Selon la Dre Ingrid Visser, spécialiste mondiale, Inouk est « l’orque la plus gravement atteinte de toutes celles qu’il nous a été donné d’étudier jusqu’à présent ». Pour les trois sommités signataires de notre dernier rapport scientifique sur Inouk, sa pulpe dentaire à vif lui cause forcément des douleurs buccales incessantes. Et les médicaments dont on l’abreuve ne peuvent que détériorer son système immunitaire et son comportement. Ces experts ont eu accès à des documents internes de Marineland, spécifiant qu’Inouk est souvent malade, à cause d’agressions de la part d’autres orques ou de ses infections dentaires ayant engendré d’autres maladies (candidose). À la presse locale*, Marineland affirme pourtant qu’« à ce jour, Inouk n’a aucun problème médical ».
* Var Matin, 8 mai 2019
Machoire d’Inouk (à gauche).
Mandibule (mâchoire inférieure gauche désarticulée) d’une orque femelle adulte en liberté (à droite).
Photos extraites du rapport rédigé pour One Voice en mars 2019.
John Hargrove: retour aux sources du mal
Repenti du système des delphinariums, John Hargrove est un grand témoin, remarqué dans le célèbre documentaire Blackfish. Tout jeune, il savait déjà qu’il deviendrait dresseur d’épaulards et a réussi son projet. Mais l’expérience acquise aux États-Unis, puis au Marineland d’Antibes en tant que dresseur en chef, l’a finalement amené à avouer que « les orques vivent l’enfer en captivité ». Depuis sa démission en 2012, il lutte contre la propagande des delphinariums, qui oppriment en arguant que les opprimés vont bien.

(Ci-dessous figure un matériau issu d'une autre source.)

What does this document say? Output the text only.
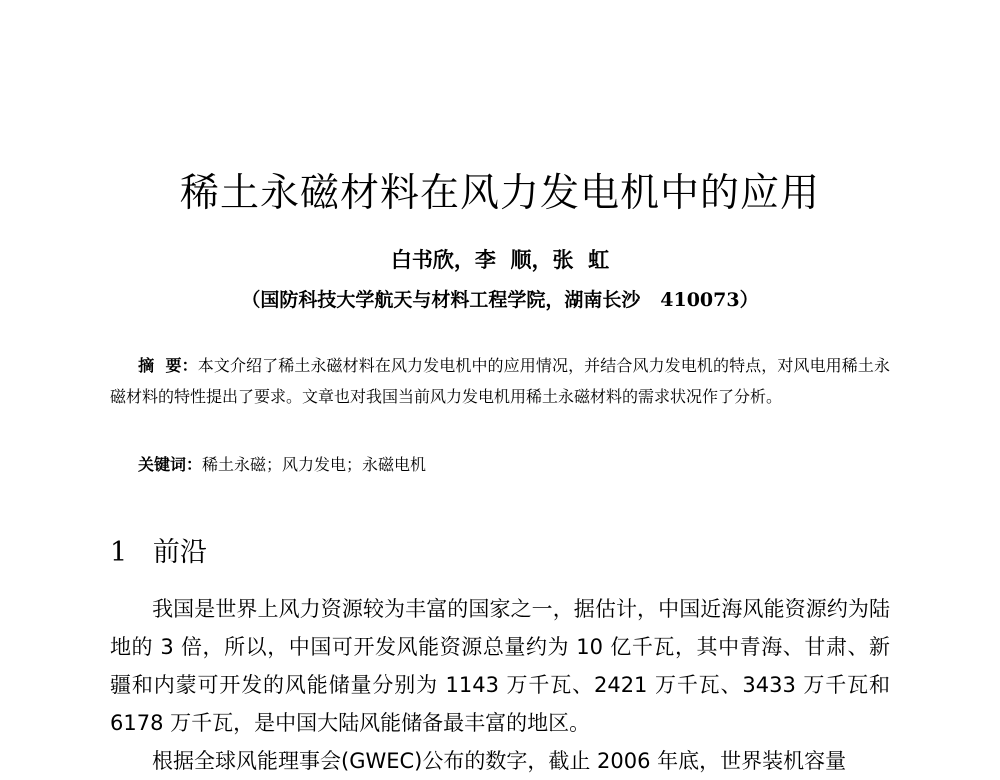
稀土永磁材料在风力发电机中的应用
白书欣，李  顺，张  虹
（国防科技大学航天与材料工程学院，湖南长沙   410073）
摘  要：本文介绍了稀土永磁材料在风力发电机中的应用情况，并结合风力发电机的特点，对风电用稀土永磁材料的特性提出了要求。文章也对我国当前风力发电机用稀土永磁材料的需求状况作了分析。
关键词：稀土永磁；风力发电；永磁电机
1   前沿

我国是世界上风力资源较为丰富的国家之一，据估计，中国近海风能资源约为陆地的 3 倍，所以，中国可开发风能资源总量约为 10 亿千瓦，其中青海、甘肃、新疆和内蒙可开发的风能储量分别为 1143 万千瓦、2421 万千瓦、3433 万千瓦和 6178 万千瓦，是中国大陆风能储备最丰富的地区。

根据全球风能理事会(GWEC)公布的数字，截止 2006 年底，世界装机容量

John était aux côtés de Muriel Arnal pour une visite à Marineland, le 7 mai dernier. Son premier retour sur les lieux était chargé d’appréhension et d’un amour coupable pour les captifs. « J’ai tant de souvenirs avec les orques derrière ces murs. Mais aussi des souvenirs horribles. J’ai la responsabilité de dire ce que je sais, les orques le méritent. […] Ces grands animaux qui vivent dans les océans se retrouvent dans des boîtes en béton, gavés quotidiennement de médicaments pour soigner leur dépression », affamés pour les obliger à accomplir exercices et numéros qu’ils refuseraient de faire si la faim ne les tenaillait pas.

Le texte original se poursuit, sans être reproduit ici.